Il giornalista del Corriere della sera tratta, con estrema chiarezza, un problema serio che “investe” ed “atterra” la nostra salute ed ipoteca drammaticamente quella de nostri figli.
La gravità dei fatti esposti lascia senza parole, per questo ne voglio parlare attraverso la parodia, un antico esercizio per combattere la rassegnazione del silenzio.
Taranto, una città mitica che si affaccia sul mare e da questo riceve afa e nuvole informi spinte dal vento di scirocco verso terra. In un giorno sudato di ottobre il viaggiatore, protagonista di questa storia, camminando nelle campagne subito fuori città s’imbatte in una massa di pecore costrette a salire su furgoni perché destinate al macello, tutte senza distinzioni di età o di pelo. Le pecore non sono stupide, non seguono il leader ma tentano di prendere strade differenti, s’impuntano, belano ma alla fine cedono con gli occhi bassi e lucidi. Forse gli occhi appannati sono quelli dell’osservatore perché i furgoni non sono pieni di bestiame ma di operai che vanno all’Ilva a lavorare. Cosa è successo? È cambiato il vento! Ora spira un fresco vento di tramontana con nuvole uniformi e cariche di diossina . La diossina è l’emissione d’aria respirata dal drago chiamato Ilva, un signor drago, enorme potente e sempre sveglio per mangiare l’acciaio che i suoi operai gli portano.
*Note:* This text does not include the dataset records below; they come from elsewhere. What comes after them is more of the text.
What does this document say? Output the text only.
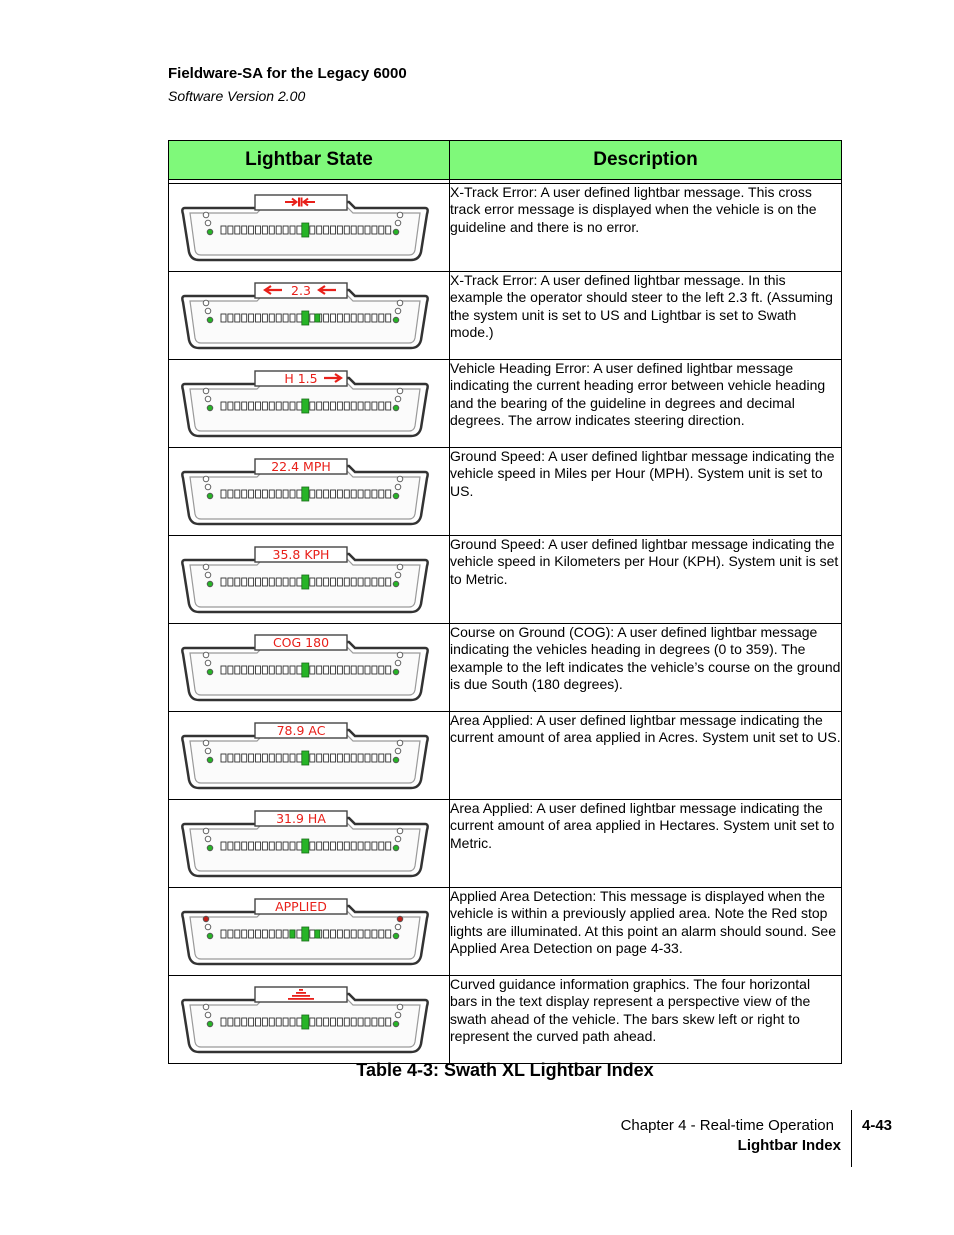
Fieldware-SA for the Legacy 6000
Software Version 2.00
Lightbar State	Description

	X-Track Error: A user defined lightbar message. This cross track error message is displayed when the vehicle is on the guideline and there is no error.

2.3	X-Track Error: A user defined lightbar message. In this example the operator should steer to the left 2.3 ft. (Assuming the system unit is set to US and Lightbar is set to Swath mode.)

H 1.5	Vehicle Heading Error: A user defined lightbar message indicating the current heading error between vehicle heading and the bearing of the guideline in degrees and decimal degrees. The arrow indicates steering direction.

22.4 MPH	Ground Speed: A user defined lightbar message indicating the vehicle speed in Miles per Hour (MPH). System unit is set to US.

35.8 KPH	Ground Speed: A user defined lightbar message indicating the vehicle speed in Kilometers per Hour (KPH). System unit is set to Metric.

COG 180	Course on Ground (COG): A user defined lightbar message indicating the vehicles heading in degrees (0 to 359). The example to the left indicates the vehicle’s course on the ground is due South (180 degrees).

78.9 AC	Area Applied: A user defined lightbar message indicating the current amount of area applied in Acres. System unit set to US.

31.9 HA	Area Applied: A user defined lightbar message indicating the current amount of area applied in Hectares. System unit set to Metric.

APPLIED	Applied Area Detection: This message is displayed when the vehicle is within a previously applied area. Note the Red stop lights are illuminated. At this point an alarm should sound. See Applied Area Detection on page 4-33.

	Curved guidance information graphics. The four horizontal bars in the text display represent a perspective view of the swath ahead of the vehicle. The bars skew left or right to represent the curved path ahead.
Table 4-3: Swath XL Lightbar Index
Chapter 4 - Real-time Operation
Lightbar Index
4-43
Sì, i suoi operai perché è il drago che forgia i suoi uomini dalle pecore parassite che vivono a spese di campi incolti, ad operai che lavorano per garantirsi una morte onorevole fra leucemie e tumori.
Il cibo ferroso è accumulato nei parchi ecologici all’interno della cinta muraria del castello, in un giorno ordinario carico di nuvole omogenee il nostro curiosone s’intrattiene a conversare con le collinette di polvere ferrosa, animate, pronte a librarsi in aria e danzare oltre i confini della reggia, per portare la buona novella dell’incantesimo del drago, anche, ad altre specie di bestiame che, ancora, vivono in cattività nei boschi limitrofi.
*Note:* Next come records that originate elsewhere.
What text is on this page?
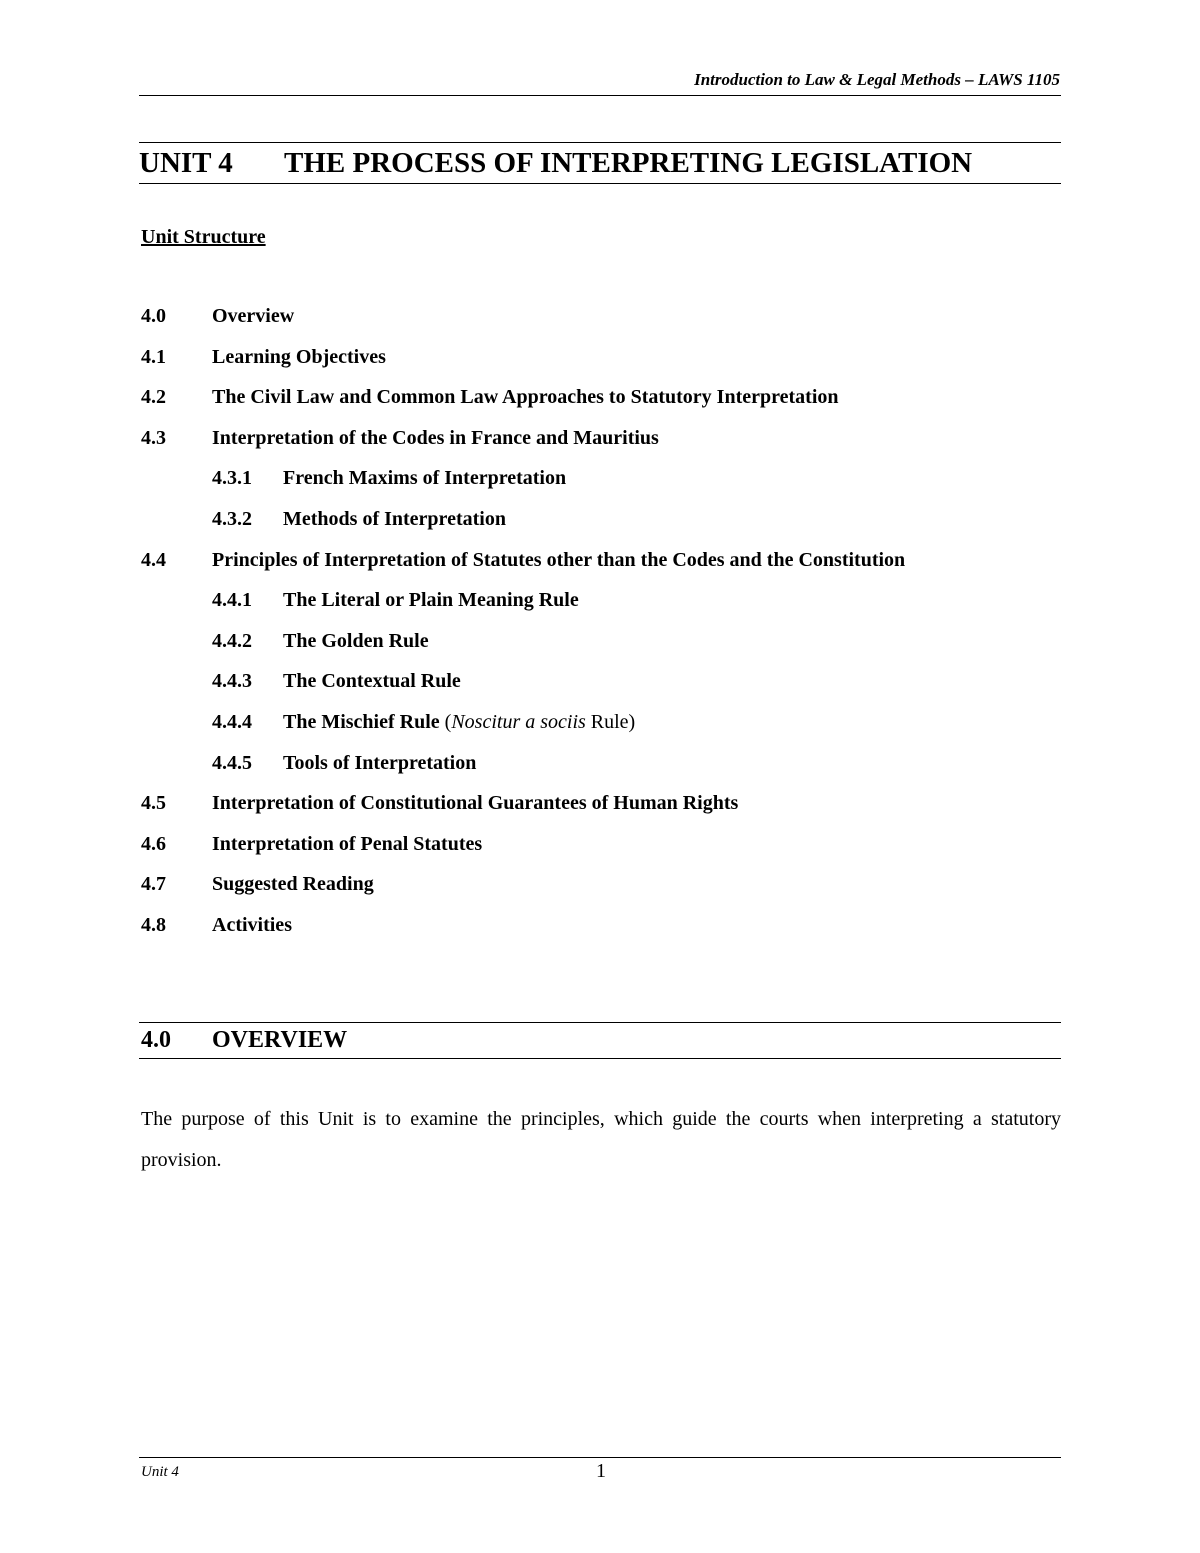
Introduction to Law & Legal Methods – LAWS 1105
UNIT 4 THE PROCESS OF INTERPRETING LEGISLATION
Unit Structure
4.0 Overview
4.1 Learning Objectives
4.2 The Civil Law and Common Law Approaches to Statutory Interpretation
4.3 Interpretation of the Codes in France and Mauritius
4.3.1 French Maxims of Interpretation
4.3.2 Methods of Interpretation
4.4 Principles of Interpretation of Statutes other than the Codes and the Constitution
4.4.1 The Literal or Plain Meaning Rule
4.4.2 The Golden Rule
4.4.3 The Contextual Rule
4.4.4 The Mischief Rule (Noscitur a sociis Rule)
4.4.5 Tools of Interpretation
4.5 Interpretation of Constitutional Guarantees of Human Rights
4.6 Interpretation of Penal Statutes
4.7 Suggested Reading
4.8 Activities
4.0 OVERVIEW

The purpose of this Unit is to examine the principles, which guide the courts when interpreting a statutory provision.

Unit 4	1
Tuttavia, i guardiani del drago sono preoccupati perché il drago non respira al massimo delle sue potenzialità per cui decidono di scrivere alla Procura della Repubblica chiedendo un “aiutino” statale o mondiale… cosa fare per incrementare i respiri del drago?
“Altissima, eccellentissima, magnificentissima procura suprema,
il drago Ilva è meridionale, onde per cui è indolente e non esaurisce le nostre aspettative, non produce abbastanza diossina da conquistare tutto l’Universo. Ci rivolgiamo a lei affinché possa studiare l’ incentivo più idoneo, tramite cui sollecitare il drago siderurgico ad impegnarsi, spasmodicamente, nel rilascio di: diossina, mercurio, arsenico, piombo, benzoapirene, policlorobifenili ed idrocarburi policiclici aromatici con un assaggio di polonio 210.
Ci affidiamo al vostro cuore, certi che non ci lascerete soli ma, sarete risoluti nell’affiancarci (al più presto) nel comune cammino verso la fine del mondo!”
Infatti Taranto è il principato di Diossinia, che a sua volta è nella repubblica d’Italia che è in Europa che è parte della Terra che è parte dell’Universo; presto queste differenze saranno cancellate; ci sarà , solo, Diossinia con Taranto capitale.
A pagina 110 Vulppio scrive: “Oggi, invece, i tarantini maledicono il giorno in cui applaudirono un’illusione.” Maledizione non scaccia maledizione… che vogliamo fare?